The heavy oak door didn't just open; it recoiled, slamming against the wall with a violent crack that sounded like a starter pistol. Into the vacuum of the room stumbled Mr. Gupte, the department’s chief administrator, looking as though he had just lost a wrestling match with a malfunctioning photocopier. His tie was skewed at a forty-five-degree angle, and he clutched a thick stack of manila envelopes to his chest like a shield, his breathing ragged and smelling faintly of peppermint and panic.
"Professor Malik! For heaven's sake, the Dean has been hunting for you since noon!" Gupte said to him, his voice a nasal rasp that sliced through the lingering electricity between Ishan and Aalam. He didn't wait for an answer, instead lunging toward the center of the room with a frantic, stumbling gait. He began thrusting the envelopes toward the students with the mechanical urgency of a man trying to empty a sinking boat, the paper slapping against desks with a series of wet, rhythmic thuds. "Previous semester's grades! Finalized! Signed! Now, please, for the love of all that is holy, clear out so I can get to the faculty meeting before the Dean has a stroke!"
The lecture hall erupted into a cacophony of sliding chairs and frantic paper-shuffling. The manila envelopes, once sterile and silent, became conduits of chaos as the students tore them open with a desperation usually reserved for lottery tickets. A collective gasp rippled through the room, followed immediately by a fragmented chorus of reactions. Ankit let out a sharp, triumphant "Yes!" that echoed off the high ceiling, slamming his palm onto his desk as he stared at a grade that had clearly defied his expectations. Beside him, Mariyam leaned in, her eyes scanning her page with a focused intensity; a small, private smile bloomed on her face, her shoulders finally dropping from their habitual state of tension.
Not everyone shared the victory. A few rows back, a heavy silence settled over a group of students who stared at their marks with expressions of profound betrayal. One boy let out a long, low groan, leaning his head back against the chair and staring blankly at the ceiling, while Deepika sighed, her sharp features tightening as she frowned at a mark that wasn't quite high enough to satisfy her ambition. The air was thick with the scent of old paper and the sudden, volatile shift of academic fortunes, the high-pitched chatter of the jubilant clashing against the muted mumbles of the disappointed.
The grade sheet sat on Aalam’s desk like a piece of unwanted junk mail, the ink of her mark bleeding into the cheap paper. Around her, the lecture hall had dissolved into a chaotic stock exchange of academic validation. Students were huddled in tight, frantic circles, pressing their papers together to compare percentages as if they were trading secrets in a war zone. "Ninety-two! I actually got a ninety-two!" Ankit bellowed, his voice cracking with a mixture of shock and pride, while Mariyam beamed, her eyes scanning the comments Ishan had scribbled in the margins with a reverent, almost hungry focus.
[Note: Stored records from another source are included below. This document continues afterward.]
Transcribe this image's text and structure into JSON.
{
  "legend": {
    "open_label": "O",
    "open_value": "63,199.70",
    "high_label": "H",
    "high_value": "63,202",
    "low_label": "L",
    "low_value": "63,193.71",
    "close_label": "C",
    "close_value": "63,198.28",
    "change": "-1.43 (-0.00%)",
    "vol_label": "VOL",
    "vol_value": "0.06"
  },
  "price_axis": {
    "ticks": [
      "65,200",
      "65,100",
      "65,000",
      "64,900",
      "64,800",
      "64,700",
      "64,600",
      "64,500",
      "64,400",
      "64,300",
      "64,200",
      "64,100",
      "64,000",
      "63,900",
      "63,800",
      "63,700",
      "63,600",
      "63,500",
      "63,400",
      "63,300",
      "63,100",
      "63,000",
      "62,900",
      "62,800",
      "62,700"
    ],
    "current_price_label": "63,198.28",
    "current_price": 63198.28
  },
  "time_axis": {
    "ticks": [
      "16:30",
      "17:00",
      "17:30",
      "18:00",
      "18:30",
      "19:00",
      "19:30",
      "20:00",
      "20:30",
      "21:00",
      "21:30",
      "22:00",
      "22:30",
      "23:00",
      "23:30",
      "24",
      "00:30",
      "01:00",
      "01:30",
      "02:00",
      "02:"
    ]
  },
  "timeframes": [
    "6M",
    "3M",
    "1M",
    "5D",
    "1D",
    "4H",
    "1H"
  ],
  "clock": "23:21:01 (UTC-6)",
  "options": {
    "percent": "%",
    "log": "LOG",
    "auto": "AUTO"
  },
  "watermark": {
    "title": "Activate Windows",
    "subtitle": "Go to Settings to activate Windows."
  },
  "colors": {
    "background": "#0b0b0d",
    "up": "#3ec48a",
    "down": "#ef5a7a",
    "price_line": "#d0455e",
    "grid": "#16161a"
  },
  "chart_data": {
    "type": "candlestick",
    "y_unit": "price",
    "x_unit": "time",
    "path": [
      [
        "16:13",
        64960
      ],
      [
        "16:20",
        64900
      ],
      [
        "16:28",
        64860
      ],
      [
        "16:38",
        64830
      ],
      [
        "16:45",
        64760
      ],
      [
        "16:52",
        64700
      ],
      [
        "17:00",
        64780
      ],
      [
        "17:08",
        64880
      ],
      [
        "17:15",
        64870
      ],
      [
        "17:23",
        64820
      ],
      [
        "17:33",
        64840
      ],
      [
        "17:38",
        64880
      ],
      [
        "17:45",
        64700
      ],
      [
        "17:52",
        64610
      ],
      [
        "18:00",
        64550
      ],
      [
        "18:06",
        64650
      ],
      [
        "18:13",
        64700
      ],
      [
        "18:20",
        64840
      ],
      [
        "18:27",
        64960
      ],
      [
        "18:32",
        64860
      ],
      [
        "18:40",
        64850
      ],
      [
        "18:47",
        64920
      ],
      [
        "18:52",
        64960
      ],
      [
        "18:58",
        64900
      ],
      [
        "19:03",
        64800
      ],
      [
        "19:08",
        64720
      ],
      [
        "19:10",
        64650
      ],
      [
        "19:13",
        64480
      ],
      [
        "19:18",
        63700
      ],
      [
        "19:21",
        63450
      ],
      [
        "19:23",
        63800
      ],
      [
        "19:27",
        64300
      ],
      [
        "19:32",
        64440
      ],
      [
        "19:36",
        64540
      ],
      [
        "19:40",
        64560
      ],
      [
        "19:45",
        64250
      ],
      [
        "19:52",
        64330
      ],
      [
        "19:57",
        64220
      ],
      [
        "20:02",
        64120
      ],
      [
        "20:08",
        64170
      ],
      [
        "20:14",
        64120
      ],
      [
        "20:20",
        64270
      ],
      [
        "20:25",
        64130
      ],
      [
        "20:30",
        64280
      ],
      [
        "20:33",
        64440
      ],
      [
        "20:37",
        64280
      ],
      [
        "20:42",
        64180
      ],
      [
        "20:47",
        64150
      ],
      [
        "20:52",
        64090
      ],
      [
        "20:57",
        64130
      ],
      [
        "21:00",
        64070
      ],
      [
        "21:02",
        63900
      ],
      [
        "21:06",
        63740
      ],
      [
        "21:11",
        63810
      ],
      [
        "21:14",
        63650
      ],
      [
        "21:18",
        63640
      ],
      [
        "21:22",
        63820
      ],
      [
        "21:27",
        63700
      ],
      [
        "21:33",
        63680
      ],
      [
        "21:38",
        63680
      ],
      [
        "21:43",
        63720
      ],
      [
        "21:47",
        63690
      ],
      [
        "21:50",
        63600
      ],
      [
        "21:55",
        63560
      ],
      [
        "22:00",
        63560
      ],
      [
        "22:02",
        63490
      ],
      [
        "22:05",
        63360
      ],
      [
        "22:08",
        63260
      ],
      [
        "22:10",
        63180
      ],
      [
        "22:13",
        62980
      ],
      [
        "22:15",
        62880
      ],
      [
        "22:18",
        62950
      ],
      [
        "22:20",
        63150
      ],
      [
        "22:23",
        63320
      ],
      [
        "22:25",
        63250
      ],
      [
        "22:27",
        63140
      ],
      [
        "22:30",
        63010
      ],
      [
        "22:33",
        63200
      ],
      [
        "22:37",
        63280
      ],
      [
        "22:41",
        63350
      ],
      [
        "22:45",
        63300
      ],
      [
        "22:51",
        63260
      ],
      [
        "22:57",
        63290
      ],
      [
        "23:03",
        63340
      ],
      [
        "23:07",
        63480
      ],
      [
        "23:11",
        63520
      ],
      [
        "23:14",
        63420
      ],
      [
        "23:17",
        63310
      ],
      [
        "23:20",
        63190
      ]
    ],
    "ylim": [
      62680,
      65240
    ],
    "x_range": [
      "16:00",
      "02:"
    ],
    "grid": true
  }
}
Aalam didn't even bother to flatten the crease in her envelope. She slid the paper to the edge of the mahogany desk, letting it curl and droop until it looked like a fallen leaf, completely ignored. While the others dissected their failures and triumphs, Aalam reached into her bag and pulled out a charcoal pencil, its tip worn down to a jagged nub. She didn't look at the red ink of her grade; instead, she began to sketch on the blank reverse side of the grade sheet, her hand moving with a rhythmic, feverish precision.
"You’re treating a semester's worth of intellectual labor like a discarded candy wrapper."
The voice didn't just break the silence; it sliced through it, cold and precise as a guillotine. Aalam didn't startle, she was far too used to the rhythm of Ishan’s temper, but the charcoal pencil in her hand snapped with a sharp crack, leaving a jagged black smudge across the sketch of a crumbling archway. She looked up to find Ishan standing over her, his shadow stretching long and imposing across the mahogany desk. His face was a mask of controlled irritation, his jaw locked so tight that a small muscle jumped rhythmically in his cheek.
He didn't look at the sketch. His eyes were fixed on the grade sheet, the one she had let curl and wilt at the edge of the desk, the red ink of her marks ignored in favor of a charcoal whim. To any other professor, the indifference would be a compliment, a sign of a student who had transcended the need for validation. But Ishan saw it as a personal affront. He saw the way she had relegated his feedback, his critique, and the very structure of his course to the scrap heap of her attention.
"It's just paper, Professor," Aalam murmured, her voice lazy, though her heart began to thrum against her ribs. She deliberately let her gaze drift to the raw, pink skin of his knuckles, the ghost of the ink he had scrubbed away.
The silence that followed was not the heavy, expectant kind they had shared in the faculty lounge; this was a calculated void. Ishan didn't snap back with a retort or lean in to challenge her. Instead, he simply blinked, his gaze sliding off her as if she had suddenly become a transparent pane of glass. He stepped back, the movement fluid and efficient, and began to gather the remaining stray papers from the surrounding desks with a mechanical precision that felt more insulting than any shouting match.